The Falling Sky, though, tells a sadder story. First is the frequent death from diseases brought by contact with whites — measles, flu, whooping-cough, rubella. Then comes the attempted construction of a major through-road in the early 1970s, the Perimetral Norte, later abandoned. Lastly there’s the influx of large numbers of illegal gold prospectors, beginning in 1987 and culminating in the Haximu Massacre of 1993 in which at least 16 Yanomami were killed.
Albert was employed as a translator at the trial of the 23 gold prospectors originally charged for this, and Kopenawa attended as a Yanomami representative. Five were sentenced to jail terms, though none were immediately imprisoned. Two were eventually jailed. More importantly, the killings were officially characterized as “attempted genocide,” a first in Brazilian legal history for the murder of Indians.
This book will for many take its place among other classics of the Amazon — Claude Levi-Strauss’s 1955 book Tristes Tropiques, for example, (Levi-Strauss befriended Albert and oversaw this book prior to his death, aged 100, in 2009), or Werner Herzog’s 1982 film Fitzcarraldo, with its accompanying documentary Burden of Dreams.
After reading this book, many images remain in the mind. There’s the angry white man who wants to marry a Yanomami teenager and is repeatedly refused permission, after which he unleashes an infection among the villagers via an improvised land-mine, with many consequent deaths. Then there are the Yanomami funeral rituals, in which the dead are cremated, their bones ground into a powder and either buried near the family hearth or consumed in a banana-flavored soup.

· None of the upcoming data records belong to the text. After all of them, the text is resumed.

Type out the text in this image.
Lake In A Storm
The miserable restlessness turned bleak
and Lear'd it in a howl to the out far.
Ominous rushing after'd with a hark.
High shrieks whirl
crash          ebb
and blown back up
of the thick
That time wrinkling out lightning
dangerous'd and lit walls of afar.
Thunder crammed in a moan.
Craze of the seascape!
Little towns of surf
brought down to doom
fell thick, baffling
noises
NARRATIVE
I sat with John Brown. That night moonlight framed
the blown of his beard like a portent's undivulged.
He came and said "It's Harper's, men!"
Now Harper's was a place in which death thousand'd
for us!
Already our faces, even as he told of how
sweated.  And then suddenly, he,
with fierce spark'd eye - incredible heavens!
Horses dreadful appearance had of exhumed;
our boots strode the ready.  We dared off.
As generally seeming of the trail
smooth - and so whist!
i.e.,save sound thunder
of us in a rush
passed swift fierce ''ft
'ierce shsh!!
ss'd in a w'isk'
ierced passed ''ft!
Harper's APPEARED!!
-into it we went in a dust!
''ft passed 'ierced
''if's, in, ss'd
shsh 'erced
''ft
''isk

The desire of the Amerindians and their white supporters to protect the great rain-forests of South America has now become part of the wider ecological movement’s push to preserve the resources of the planet as a whole. But for those involved in the making of this book it’s something more specific, the urgent need to save the integrated range of the Yanomami lifestyle, from their living entirely on local resources without succumbing to the white man’s acquisitive “merchandise culture,” through their social relationships, to their entire cosmology, spirits dancing down beams of light included.
In North America these ancient systems have been all but lost except among some isolated Inuit communities. In South America, by contrast, such things might yet be saved. But, as Herzog has commented, currently “we’re losing riches and riches and riches.”

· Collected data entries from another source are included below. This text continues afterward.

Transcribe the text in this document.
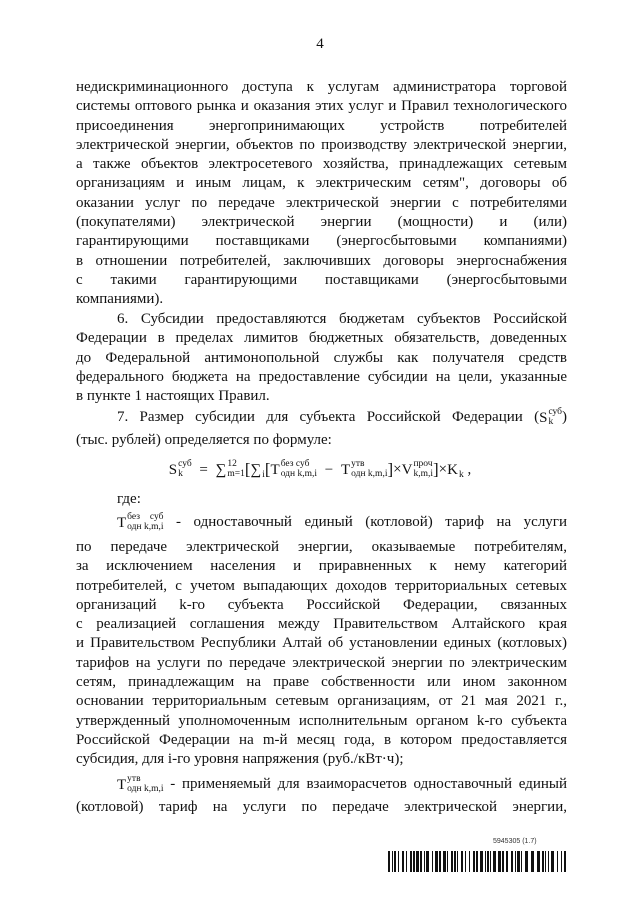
4
недискриминационного доступа к услугам администратора торговой
системы оптового рынка и оказания этих услуг и Правил технологического
присоединения энергопринимающих устройств потребителей
электрической энергии, объектов по производству электрической энергии,
а также объектов электросетевого хозяйства, принадлежащих сетевым
организациям и иным лицам, к электрическим сетям", договоры об
оказании услуг по передаче электрической энергии с потребителями
(покупателями) электрической энергии (мощности) и (или)
гарантирующими поставщиками (энергосбытовыми компаниями)
в отношении потребителей, заключивших договоры энергоснабжения
с такими гарантирующими поставщиками (энергосбытовыми
компаниями).
6. Субсидии предоставляются бюджетам субъектов Российской
Федерации в пределах лимитов бюджетных обязательств, доведенных
до Федеральной антимонопольной службы как получателя средств
федерального бюджета на предоставление субсидии на цели, указанные
в пункте 1 настоящих Правил.
7. Размер субсидии для субъекта Российской Федерации ( S суб
k )
(тыс. рублей) определяется по формуле:
S суб
k	= ∑ 12
m=1 [ ∑ i [ T без суб
одн k,m,i − T утв
одн k,m,i ]× V проч
k,m,i ]× K k ,
где:
T без суб
одн k,m,i - одноставочный единый (котловой) тариф на услуги
по передаче электрической энергии, оказываемые потребителям,
за исключением населения и приравненных к нему категорий
потребителей, с учетом выпадающих доходов территориальных сетевых
организаций k-го субъекта Российской Федерации, связанных
с реализацией соглашения между Правительством Алтайского края
и Правительством Республики Алтай об установлении единых (котловых)
тарифов на услуги по передаче электрической энергии по электрическим
сетям, принадлежащим на праве собственности или ином законном
основании территориальным сетевым организациям, от 21 мая 2021 г.,
утвержденный уполномоченным исполнительным органом k-го субъекта
Российской Федерации на m-й месяц года, в котором предоставляется
субсидия, для i-го уровня напряжения (руб./кВт·ч);
T утв
одн k,m,i - применяемый для взаиморасчетов одноставочный единый
(котловой) тариф на услуги по передаче электрической энергии,
5945305 (1.7)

Many virtues lie half-concealed here, despite the picture popularized by Napoleon Cagnon’s 1968 US best-seller Yanomamo: The Fierce People of the Yanomami as dangerous warriors. They do fight, but they refused to avenge themselves on the murderous gold prospectors, for instance, as they considered them unworthy opponents because they didn’t possess a warrior’s code of honor. Also, Yanomamis esteem individuals for, among other things, how much they give away, not for how much they possess.

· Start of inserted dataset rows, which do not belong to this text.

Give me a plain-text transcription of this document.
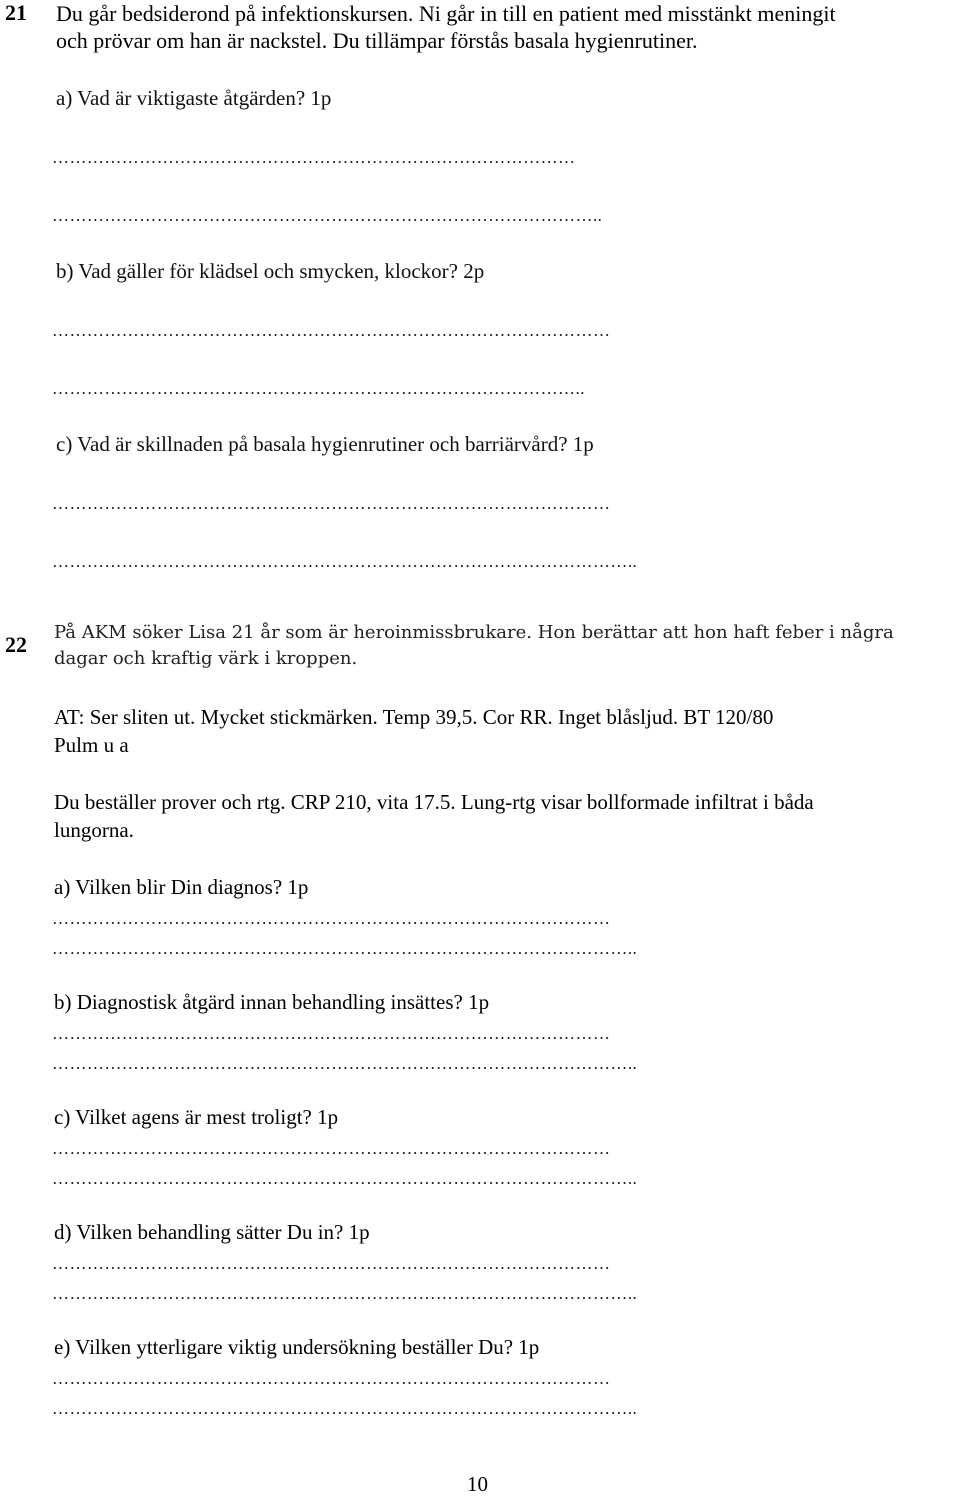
21 Du går bedsiderond på infektionskursen. Ni går in till en patient med misstänkt meningit
och prövar om han är nackstel. Du tillämpar förstås basala hygienrutiner.
a) Vad är viktigaste åtgärden? 1p
………………………………………………………………………………
…………………………………………………………………………………..
b) Vad gäller för klädsel och smycken, klockor? 2p
……………………………………………………………………………………
………………………………………………………………………………..
c) Vad är skillnaden på basala hygienrutiner och barriärvård? 1p
……………………………………………………………………………………
………………………………………………………………………………………..
22 På AKM söker Lisa 21 år som är heroinmissbrukare. Hon berättar att hon haft feber i några
dagar och kraftig värk i kroppen.
AT: Ser sliten ut. Mycket stickmärken. Temp 39,5. Cor RR. Inget blåsljud. BT 120/80
Pulm u a
Du beställer prover och rtg. CRP 210, vita 17.5. Lung-rtg visar bollformade infiltrat i båda
lungorna.
a) Vilken blir Din diagnos? 1p
……………………………………………………………………………………
………………………………………………………………………………………..
b) Diagnostisk åtgärd innan behandling insättes? 1p
……………………………………………………………………………………
………………………………………………………………………………………..
c) Vilket agens är mest troligt? 1p
……………………………………………………………………………………
………………………………………………………………………………………..
d) Vilken behandling sätter Du in? 1p
……………………………………………………………………………………
………………………………………………………………………………………..
e) Vilken ytterligare viktig undersökning beställer Du? 1p
……………………………………………………………………………………
………………………………………………………………………………………..
10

Are we looking here at noble savages, ecological pioneers, primordial visionaries or deluded drug-takers? Whatever the answer, the preservation of their way of life is part of the preservation of the human heritage, and not only in South America. These people probably migrated to the Amazon 20,000 years ago over the Bering Strait from Asia, and the origins of their traditions may therefore lie a good deal nearer home than we might be inclined to think.